Mediatani – Pandemi covid-19 tidak selamanya memberikan dampak negatif bagi manusia, seperti halnya petani kopi di Malang yang bahkan mengalami peningkatan pendapatan saat pandemi.
Petani Kopi Sumbermanjing Wetan, Bakri menyebutkan, bahwa pandemi Covid-19 dan pemberlakuan PPKM darurat tidak berimbas banyak kepada usaha budidaya kopinya dan sistem distribusi penjualannya.
“Kami tetap bisa memenuhi kebutuhan hidup sehari-hari. Hal ini karena masing-masing kelompok tani kopi di desa kami mengembangkan budidaya kopi dan tanaman pangan lainnya. Karena itu, kami dapat mengambil kebutuhan pangan dari kebun sendiri, seperti sayur dan buah-buahan, dan menjualnya jika berlebih,” ujar Bakri
Tidak hanya berkebun, di kebun miliknya tersebut, ia dan beberapa petani kopi lainnya di Sumbermanjing Wetan juga mengembangkan peternakan kambing dan lebah, serta mengembangkan kegiatan diversifikasi lainnya.
Melansir dari Okezone Economy, hasil panen yang didapatkan berupa madu, pupuk kompos dari campuran kotoran kambing dan kulit biji kopi, menumbuhkan bibit kopi dan juga menyewakan pengeringan biji kopi.
“Meskipun sedang dalam keadaan pandemi, sampai saat ini permintaan bibit kopi dari luar wilayah Sumbermanjing Wetan selalu ada. Bahkan kami sering mengejar produksi untuk memenuhi target permintaan hingga 10.000 bibit.
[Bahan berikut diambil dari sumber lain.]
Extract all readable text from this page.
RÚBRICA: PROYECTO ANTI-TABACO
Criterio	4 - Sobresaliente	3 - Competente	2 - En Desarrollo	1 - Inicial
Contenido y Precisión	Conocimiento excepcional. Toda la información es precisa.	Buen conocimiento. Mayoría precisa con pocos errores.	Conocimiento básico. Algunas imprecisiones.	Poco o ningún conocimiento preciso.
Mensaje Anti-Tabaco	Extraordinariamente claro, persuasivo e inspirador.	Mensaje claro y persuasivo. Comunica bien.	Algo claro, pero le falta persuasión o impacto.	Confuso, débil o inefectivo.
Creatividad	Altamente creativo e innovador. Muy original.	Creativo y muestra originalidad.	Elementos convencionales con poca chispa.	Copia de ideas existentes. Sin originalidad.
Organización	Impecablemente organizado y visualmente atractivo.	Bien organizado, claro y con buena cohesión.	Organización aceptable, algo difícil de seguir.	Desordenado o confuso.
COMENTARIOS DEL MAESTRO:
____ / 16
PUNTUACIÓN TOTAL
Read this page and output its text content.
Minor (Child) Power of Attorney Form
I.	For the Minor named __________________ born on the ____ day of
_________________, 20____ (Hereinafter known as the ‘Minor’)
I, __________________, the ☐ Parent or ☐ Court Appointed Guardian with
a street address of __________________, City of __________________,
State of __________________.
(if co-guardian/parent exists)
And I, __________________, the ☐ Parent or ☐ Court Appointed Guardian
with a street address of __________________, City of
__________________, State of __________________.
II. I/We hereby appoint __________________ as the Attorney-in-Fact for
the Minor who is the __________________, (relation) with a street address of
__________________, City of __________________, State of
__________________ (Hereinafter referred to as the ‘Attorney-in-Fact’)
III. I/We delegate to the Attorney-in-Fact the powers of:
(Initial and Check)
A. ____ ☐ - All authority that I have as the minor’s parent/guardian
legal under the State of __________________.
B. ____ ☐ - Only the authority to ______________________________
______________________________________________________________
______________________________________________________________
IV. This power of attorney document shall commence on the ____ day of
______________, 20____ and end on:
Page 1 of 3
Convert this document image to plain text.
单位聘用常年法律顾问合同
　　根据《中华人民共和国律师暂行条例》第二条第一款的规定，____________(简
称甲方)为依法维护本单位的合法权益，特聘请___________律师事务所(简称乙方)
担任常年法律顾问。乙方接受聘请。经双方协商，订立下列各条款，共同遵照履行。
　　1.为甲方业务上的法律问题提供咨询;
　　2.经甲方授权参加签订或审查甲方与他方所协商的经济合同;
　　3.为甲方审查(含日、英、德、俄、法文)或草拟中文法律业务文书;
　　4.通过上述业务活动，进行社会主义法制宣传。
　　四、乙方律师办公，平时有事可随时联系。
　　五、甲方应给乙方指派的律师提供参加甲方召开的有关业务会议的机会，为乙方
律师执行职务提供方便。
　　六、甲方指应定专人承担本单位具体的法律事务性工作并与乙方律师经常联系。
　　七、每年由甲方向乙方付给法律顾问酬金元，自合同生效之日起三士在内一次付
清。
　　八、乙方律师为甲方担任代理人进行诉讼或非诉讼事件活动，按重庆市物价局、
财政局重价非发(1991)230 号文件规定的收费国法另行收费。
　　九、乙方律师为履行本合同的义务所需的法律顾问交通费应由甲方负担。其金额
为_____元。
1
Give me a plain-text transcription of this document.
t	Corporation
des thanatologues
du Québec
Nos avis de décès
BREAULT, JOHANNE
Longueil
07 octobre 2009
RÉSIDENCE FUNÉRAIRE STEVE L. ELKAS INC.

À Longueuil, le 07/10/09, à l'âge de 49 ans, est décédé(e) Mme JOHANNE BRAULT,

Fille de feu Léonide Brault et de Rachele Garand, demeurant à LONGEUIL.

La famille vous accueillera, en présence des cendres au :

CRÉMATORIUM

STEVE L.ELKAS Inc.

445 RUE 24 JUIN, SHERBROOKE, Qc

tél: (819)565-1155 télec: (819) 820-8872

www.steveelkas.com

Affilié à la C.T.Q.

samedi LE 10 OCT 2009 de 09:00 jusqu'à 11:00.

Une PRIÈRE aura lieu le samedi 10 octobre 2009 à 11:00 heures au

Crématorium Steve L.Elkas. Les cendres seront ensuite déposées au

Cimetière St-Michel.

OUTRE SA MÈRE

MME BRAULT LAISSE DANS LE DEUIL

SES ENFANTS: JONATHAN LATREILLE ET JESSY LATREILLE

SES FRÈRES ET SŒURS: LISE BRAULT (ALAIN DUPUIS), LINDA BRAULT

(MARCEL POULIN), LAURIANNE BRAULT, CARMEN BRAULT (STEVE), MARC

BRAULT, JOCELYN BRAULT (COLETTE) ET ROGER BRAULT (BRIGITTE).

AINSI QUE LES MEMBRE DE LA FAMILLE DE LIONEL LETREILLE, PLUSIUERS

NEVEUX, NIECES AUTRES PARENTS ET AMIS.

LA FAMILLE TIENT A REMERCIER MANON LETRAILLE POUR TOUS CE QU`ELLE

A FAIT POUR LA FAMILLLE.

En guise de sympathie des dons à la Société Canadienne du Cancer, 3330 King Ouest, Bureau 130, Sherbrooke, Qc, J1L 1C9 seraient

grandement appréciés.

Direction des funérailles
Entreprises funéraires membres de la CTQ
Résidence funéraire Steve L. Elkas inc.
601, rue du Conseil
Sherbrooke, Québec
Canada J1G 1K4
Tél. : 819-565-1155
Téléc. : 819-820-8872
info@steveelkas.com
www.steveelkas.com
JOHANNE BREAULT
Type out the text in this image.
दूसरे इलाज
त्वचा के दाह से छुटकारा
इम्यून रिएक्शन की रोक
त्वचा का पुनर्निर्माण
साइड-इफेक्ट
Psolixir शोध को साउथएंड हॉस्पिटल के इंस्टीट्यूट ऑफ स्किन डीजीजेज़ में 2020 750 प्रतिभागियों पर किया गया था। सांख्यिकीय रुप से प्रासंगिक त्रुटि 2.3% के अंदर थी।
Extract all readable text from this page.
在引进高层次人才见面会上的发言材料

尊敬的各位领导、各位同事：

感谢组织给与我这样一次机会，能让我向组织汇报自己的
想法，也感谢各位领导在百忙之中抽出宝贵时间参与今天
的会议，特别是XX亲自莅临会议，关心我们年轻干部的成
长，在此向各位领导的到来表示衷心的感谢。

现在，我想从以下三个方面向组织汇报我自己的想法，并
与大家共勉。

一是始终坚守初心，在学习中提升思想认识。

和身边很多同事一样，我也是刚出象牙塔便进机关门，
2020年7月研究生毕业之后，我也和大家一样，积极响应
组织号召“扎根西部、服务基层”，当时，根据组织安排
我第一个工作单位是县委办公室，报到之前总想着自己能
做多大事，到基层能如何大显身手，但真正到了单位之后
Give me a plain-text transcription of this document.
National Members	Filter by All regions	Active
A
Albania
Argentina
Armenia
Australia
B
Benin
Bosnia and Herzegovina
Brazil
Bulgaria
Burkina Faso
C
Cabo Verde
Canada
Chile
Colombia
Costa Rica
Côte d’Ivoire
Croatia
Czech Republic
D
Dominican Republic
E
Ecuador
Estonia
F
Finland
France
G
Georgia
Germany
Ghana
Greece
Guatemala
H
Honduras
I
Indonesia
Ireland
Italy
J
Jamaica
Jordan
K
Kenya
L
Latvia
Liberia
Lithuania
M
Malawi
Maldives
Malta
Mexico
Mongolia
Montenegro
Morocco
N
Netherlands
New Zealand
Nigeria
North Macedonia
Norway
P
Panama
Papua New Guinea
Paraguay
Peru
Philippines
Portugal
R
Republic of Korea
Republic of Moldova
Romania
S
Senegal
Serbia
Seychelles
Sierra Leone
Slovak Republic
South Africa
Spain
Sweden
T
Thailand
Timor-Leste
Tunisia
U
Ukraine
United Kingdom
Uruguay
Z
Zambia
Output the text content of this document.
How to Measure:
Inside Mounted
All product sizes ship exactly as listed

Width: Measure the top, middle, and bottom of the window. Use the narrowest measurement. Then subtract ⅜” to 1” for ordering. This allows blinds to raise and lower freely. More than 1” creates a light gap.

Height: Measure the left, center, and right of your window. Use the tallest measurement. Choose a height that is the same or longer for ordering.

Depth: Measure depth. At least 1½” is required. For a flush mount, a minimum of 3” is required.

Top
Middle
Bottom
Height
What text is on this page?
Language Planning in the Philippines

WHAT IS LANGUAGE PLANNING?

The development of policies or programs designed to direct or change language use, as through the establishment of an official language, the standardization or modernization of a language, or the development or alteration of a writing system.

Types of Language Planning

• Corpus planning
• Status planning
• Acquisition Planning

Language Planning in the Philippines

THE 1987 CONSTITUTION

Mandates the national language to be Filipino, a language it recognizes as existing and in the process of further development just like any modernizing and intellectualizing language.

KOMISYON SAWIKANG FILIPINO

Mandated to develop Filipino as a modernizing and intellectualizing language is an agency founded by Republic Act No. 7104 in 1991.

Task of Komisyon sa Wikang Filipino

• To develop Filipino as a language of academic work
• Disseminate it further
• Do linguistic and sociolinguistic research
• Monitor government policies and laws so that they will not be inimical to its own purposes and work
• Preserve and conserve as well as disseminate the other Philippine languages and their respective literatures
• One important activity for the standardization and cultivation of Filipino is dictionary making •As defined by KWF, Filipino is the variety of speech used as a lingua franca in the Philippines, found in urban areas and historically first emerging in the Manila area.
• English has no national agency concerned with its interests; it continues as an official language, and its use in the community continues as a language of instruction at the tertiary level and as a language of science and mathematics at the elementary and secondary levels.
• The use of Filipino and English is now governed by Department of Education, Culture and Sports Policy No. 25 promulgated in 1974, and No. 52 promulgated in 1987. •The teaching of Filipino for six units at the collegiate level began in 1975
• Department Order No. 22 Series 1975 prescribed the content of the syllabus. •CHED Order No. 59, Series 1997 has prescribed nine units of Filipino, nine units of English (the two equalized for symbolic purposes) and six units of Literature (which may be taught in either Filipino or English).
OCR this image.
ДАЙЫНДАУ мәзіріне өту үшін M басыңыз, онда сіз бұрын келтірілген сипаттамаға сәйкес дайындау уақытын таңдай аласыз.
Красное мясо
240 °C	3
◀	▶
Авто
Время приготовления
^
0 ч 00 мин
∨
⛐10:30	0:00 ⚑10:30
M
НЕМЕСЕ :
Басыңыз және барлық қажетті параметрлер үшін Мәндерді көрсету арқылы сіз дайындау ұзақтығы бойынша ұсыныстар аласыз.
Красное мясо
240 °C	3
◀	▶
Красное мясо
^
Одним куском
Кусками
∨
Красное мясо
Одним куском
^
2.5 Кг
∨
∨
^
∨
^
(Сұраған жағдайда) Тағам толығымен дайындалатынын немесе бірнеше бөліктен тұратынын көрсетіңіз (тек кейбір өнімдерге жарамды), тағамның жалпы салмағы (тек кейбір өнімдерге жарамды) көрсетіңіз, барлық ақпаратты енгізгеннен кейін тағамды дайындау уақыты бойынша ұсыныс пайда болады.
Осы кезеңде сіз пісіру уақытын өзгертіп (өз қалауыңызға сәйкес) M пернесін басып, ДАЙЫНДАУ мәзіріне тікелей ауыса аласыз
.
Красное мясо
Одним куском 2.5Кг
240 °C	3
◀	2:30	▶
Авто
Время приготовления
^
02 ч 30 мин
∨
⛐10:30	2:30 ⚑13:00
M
Satu bibitnya dijual sekitar Rp5.000, sehingga bisa menjadi pendapatan utama kami, ketika bijih kopi belum bisa dipanen,” ungkapnya.
Sebagai pengembangan kebunnya, Bakri dan beberapa petani kopi lainnya sering mendapatkan pengetahuan baru dari Yayasan Inisiatif Dagang Hijau (IDH) bersama dengan PT Asal Jaya, perusahaan eksportir kopi nasional di Jawa Timur sejak tahun 2016 hingga 2021.
“Selama lima tahun, saya dan 15.000 petani kopi lainya di AMSTIRDAM dilatih mengenai teknik dalam memanen, seperti cara memetik cherry merah, pasca panen seperti pengeringan biji dan sortasi, sampai mengolahnya menjadi produk yang siap dikonsumsi,” jelasnya.
Bukan hanya itu, ia dan rekan – rekannya juga diajarkan cara bertani menggunakan sistem tumpang sari dengan menanam jahe di area yang sama.
“Kami juga diajarkan untuk bertanam tumpang sari dengan jahe, mengembangkan organisasi petani, manajemen keuangan, dan kesempatan praktik dalam perkebunan percontohan dengan ekosistem terintegrasi untuk mengembangkan budidaya kopi berkelanjutan,” ungkapnya.
Bukan hanya kaum lelaki, para petani perempuan juga tergabung dalam kelompok wanita tani (KWT) dan diajarkan membatik, memelihara bunga, serta sayur-sayuran untuk dikonsumsi masyarakat.
Sebelum adanya pelatihan, terbatasnya pengetahuan para petani di Amstirdam mengakibatkan kualitas biji kopi yang dihasilkan dari masing-masing kebun masih beragam dan nilai jualnya menjadi rendah.
Dulu, ia dan petani lainnya masih bercocok tanam dengan pengetahuan yang terbatas dan hanya menggunakan cara bertani yang diwariskan oleh orang tua sebelumnya, yaitu dengan sistem monokultur atau satu jenis tanaman kopi saja.
“Kini upaya pembelajaran kami selama lima tahun telah teruji dengan pandemi sekaligus perubahan iklim. Alhamdullilah, sampai saat ini kami masih bisa berkebun dan memenuhi kebutuhan keluarga kami,” jelasnya.
Selain berhasil meningkatkan produktivitas kebun kopi miliknya, Bakri juga merasa lega sebab perusahaan PT Asal Jaya menjadi pembeli utama produk – produk kopi dari wilayah Amstirdam.
“Produktivitas kebun kopi kami juga meningkat sekitar 11 persen, dimana PT Asal Jaya menjadi pembeli utama. Berbekal pengetahuan yang dimiliki, ke depannya kami akan meningkatkan biji kopi yang lebih baik dan menurunkan ilmu ini kepada anak cucu kami, untuk mencegah kepunahan kopi,” tuturnya.